Buffalo’s Old First Ward Shamrock Run has been recognized in the February edition of Destinations Travel and Leisure magazine’s “Your Move” section. – By By ERINN HUTKIN | GateHouse Media

The first race, held in March 1978, attracted roughly 100 runners. Since then, year after year, people kept showing up to run – through rain, through warm spring weather, through snow – to take part in the annual race, which now attracts roughly 4,500 participants and is celebrating its 40th anniversary.

The USA Track & Field-certified course is used by serious runners to qualify for larger races and also as a way for those who simply want to get a little exercise or celebrate St. Pat’s Day in a healthy way by showing up to run in costume or green tutus.

“It’s one of the first races in western New York in the spring… and we are a welcoming environment for everyone,” said Tori Ferraina, executive director of the Old First Ward Community Center, which sponsors the even.
“It’s not a marathon or a half-marathon where people might feel intimidated… The fact that the Shamrock run is what you make of it is very appealing.”

In total, she said the event often attracts close to 6,000 people between runners, local spectators and those who come to cheer their friends while sipping a beer.

The race is timed – since some runners use it as a qualifying race – with results available almost instantly online. Awards are given out at the end based on age groups. And while it has its share of serious athletes, walkers and even those with strollers are welcome.

The race takes place rain or shine – it’s only been rescheduled once during its history because of a crippling blizzard – and the course takes people through the winding streets of one of Buffalo’s historic communities, the Old First Ward neighborhood, that’s close to the waterfront is dotted with grain elevators.

At the finish line, runners and spectators alike are invited to an afterparty under a tent in the community center parking lot with beer and beverages and a menu that includes everything from hot dogs to corned beef sandwiches.

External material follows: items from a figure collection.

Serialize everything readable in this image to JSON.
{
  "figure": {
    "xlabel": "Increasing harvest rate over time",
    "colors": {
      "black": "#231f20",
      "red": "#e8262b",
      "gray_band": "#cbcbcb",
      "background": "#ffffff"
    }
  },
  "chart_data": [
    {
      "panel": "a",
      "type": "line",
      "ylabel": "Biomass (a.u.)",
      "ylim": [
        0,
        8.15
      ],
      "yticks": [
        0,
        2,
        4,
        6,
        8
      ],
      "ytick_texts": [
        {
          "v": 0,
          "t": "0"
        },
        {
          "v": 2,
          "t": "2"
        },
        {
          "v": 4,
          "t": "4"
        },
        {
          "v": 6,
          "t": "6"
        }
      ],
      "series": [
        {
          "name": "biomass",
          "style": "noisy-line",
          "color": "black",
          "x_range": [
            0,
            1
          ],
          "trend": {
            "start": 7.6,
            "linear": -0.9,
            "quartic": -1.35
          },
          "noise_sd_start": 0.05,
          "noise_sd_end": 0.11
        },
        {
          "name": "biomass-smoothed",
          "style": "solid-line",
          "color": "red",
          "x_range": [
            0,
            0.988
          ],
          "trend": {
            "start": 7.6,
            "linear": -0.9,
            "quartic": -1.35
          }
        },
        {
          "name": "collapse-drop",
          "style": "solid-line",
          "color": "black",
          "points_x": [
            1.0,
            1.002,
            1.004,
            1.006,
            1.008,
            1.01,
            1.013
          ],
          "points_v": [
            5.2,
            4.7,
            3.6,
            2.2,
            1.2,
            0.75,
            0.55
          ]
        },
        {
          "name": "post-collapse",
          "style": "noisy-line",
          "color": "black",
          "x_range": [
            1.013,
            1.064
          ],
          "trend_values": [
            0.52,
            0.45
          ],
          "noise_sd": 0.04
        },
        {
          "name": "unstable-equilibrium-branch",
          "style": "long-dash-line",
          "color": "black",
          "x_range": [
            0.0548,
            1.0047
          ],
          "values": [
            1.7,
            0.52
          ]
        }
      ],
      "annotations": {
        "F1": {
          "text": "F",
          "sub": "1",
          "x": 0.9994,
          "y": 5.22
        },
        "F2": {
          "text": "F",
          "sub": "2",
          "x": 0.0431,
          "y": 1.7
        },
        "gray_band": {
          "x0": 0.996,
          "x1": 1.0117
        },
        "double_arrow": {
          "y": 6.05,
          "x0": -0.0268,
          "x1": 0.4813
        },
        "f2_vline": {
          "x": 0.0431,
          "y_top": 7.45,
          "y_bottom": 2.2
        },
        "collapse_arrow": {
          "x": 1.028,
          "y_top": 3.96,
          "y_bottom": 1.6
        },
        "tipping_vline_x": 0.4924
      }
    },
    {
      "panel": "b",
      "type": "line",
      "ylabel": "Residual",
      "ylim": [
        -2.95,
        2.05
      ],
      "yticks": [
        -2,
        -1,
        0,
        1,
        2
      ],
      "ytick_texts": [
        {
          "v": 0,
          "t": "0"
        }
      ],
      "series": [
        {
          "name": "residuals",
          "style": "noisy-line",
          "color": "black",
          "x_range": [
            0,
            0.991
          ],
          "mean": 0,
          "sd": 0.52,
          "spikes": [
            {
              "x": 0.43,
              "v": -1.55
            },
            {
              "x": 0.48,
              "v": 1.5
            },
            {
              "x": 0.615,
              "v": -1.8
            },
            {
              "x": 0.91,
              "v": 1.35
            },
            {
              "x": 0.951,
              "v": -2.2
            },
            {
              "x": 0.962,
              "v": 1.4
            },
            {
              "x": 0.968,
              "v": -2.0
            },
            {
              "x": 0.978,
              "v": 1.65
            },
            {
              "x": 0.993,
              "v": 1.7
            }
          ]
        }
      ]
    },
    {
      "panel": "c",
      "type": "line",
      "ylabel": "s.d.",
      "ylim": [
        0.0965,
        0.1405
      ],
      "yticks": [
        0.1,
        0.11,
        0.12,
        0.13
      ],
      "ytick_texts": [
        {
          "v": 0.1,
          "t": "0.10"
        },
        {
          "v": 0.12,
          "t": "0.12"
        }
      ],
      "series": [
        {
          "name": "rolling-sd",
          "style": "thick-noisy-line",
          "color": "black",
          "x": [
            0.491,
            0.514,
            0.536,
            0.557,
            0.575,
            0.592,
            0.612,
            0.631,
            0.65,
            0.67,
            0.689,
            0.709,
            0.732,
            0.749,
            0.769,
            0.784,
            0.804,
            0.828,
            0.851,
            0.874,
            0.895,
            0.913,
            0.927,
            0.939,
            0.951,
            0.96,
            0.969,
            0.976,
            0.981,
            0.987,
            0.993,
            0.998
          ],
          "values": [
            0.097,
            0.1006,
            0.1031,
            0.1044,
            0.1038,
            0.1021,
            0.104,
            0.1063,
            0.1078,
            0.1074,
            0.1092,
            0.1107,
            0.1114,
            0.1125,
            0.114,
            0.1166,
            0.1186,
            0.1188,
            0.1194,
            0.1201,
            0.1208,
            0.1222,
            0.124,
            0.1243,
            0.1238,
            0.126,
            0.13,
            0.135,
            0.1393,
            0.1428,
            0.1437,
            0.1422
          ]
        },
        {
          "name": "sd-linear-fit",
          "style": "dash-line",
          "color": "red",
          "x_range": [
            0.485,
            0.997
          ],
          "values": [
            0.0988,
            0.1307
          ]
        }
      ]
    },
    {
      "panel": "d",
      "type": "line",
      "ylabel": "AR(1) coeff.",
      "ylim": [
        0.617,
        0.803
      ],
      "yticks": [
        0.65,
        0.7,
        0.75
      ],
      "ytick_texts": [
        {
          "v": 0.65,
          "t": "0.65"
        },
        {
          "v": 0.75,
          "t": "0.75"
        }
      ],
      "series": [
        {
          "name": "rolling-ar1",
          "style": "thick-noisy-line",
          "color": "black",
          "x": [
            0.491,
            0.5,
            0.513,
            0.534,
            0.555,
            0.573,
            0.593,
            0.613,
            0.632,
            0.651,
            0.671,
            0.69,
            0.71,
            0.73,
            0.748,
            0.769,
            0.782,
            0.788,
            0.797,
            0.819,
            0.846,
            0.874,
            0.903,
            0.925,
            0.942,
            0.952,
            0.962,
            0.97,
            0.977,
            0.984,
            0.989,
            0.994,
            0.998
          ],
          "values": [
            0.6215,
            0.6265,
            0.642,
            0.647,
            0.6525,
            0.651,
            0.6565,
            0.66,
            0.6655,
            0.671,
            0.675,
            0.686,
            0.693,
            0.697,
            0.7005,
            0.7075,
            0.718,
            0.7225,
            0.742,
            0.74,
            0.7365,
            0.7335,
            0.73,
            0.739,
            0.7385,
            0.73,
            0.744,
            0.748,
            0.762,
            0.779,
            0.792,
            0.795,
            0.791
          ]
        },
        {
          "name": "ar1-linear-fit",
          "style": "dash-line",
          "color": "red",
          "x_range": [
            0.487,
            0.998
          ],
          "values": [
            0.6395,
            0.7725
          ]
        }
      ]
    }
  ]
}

While runners can register the day of the event, signing up in advance online is recommended, as race shirts are only ordered for the first 4,500 participants.

If early-bird registration numbers are any indication, there should be no shortage of runners this year, which Ferraina said she hoped would be the case in the race’s anniversary year.

She also explained that proceeds from the race go toward a good cause. The race serves as a fundraiser for the community center, which offers a food pantry, a community garden, an artistin-residence program and gym space for community athletic programs.

“It is a fun event in a neighborhood in one of the-up-and coming cities in the nation,” Ferraina said.